Montes had spent much of his childhood and young adult years in the United States, family members say, but returned to Nicaragua in the early 1980s to study medicine. Ortega and his leftist Sandinista party had came to power a year earlier.

In 1984, Montes organised a protest after the Sandinista government passed a law to introduce military service. Gloria Montenegro, his wife of 18 years, said his activism had put him on the radar of the government.

“With those anti-government protests, he became a target [for the government],” Montenegro said, recalling a time during the Cold War when dissidents were backed by the United States and the Nicaraguan government by the former USSR.

“So we fled to Costa Rica and after that to the United States, where he decided to join the U.S. Navy.” Montes was based out of San Diego. Later, he worked in real estate.

Montes returned to Nicaragua in 1993 and bought farmland in his native Matagalpa. It was not long until he joined anti-government protests again.

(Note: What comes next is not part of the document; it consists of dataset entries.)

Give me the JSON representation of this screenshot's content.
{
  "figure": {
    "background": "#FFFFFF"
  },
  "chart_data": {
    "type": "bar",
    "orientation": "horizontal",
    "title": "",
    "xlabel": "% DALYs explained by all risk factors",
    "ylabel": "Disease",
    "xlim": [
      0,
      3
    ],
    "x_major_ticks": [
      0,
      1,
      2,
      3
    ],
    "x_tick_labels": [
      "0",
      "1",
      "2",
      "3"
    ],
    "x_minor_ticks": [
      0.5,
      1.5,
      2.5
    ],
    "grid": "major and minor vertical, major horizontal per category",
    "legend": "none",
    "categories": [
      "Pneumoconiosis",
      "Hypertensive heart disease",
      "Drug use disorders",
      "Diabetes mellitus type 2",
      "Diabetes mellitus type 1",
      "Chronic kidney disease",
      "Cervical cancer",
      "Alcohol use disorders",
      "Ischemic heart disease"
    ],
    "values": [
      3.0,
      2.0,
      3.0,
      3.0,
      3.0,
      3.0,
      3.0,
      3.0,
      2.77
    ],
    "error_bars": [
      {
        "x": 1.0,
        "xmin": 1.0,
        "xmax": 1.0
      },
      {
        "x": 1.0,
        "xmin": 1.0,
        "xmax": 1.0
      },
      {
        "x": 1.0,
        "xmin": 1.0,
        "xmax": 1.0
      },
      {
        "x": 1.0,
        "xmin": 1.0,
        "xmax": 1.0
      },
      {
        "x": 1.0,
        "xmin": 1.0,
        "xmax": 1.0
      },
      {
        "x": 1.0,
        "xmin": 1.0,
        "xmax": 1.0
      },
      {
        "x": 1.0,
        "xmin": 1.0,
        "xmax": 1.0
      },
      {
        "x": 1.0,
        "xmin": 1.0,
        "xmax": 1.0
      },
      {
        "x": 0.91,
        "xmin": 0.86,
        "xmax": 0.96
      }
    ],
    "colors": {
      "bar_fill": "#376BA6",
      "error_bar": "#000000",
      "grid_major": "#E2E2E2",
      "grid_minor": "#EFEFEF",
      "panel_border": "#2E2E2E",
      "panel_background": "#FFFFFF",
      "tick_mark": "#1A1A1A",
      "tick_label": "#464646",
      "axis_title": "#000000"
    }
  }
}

“He was always seen as an opponent,” said Yader Valdivia, an attorney who once worked with the Nicaraguan Center for Human Rights and is now in exile in Costa Rica. “When the protests began, he began to help by bringing in food, supplies and medicine to the students.”

Jafet Montes, his daughter, who lives in California, said Ortega should be held responsible. “I blame the government, I blame the president, because he controls everything that happens in that country,” she said.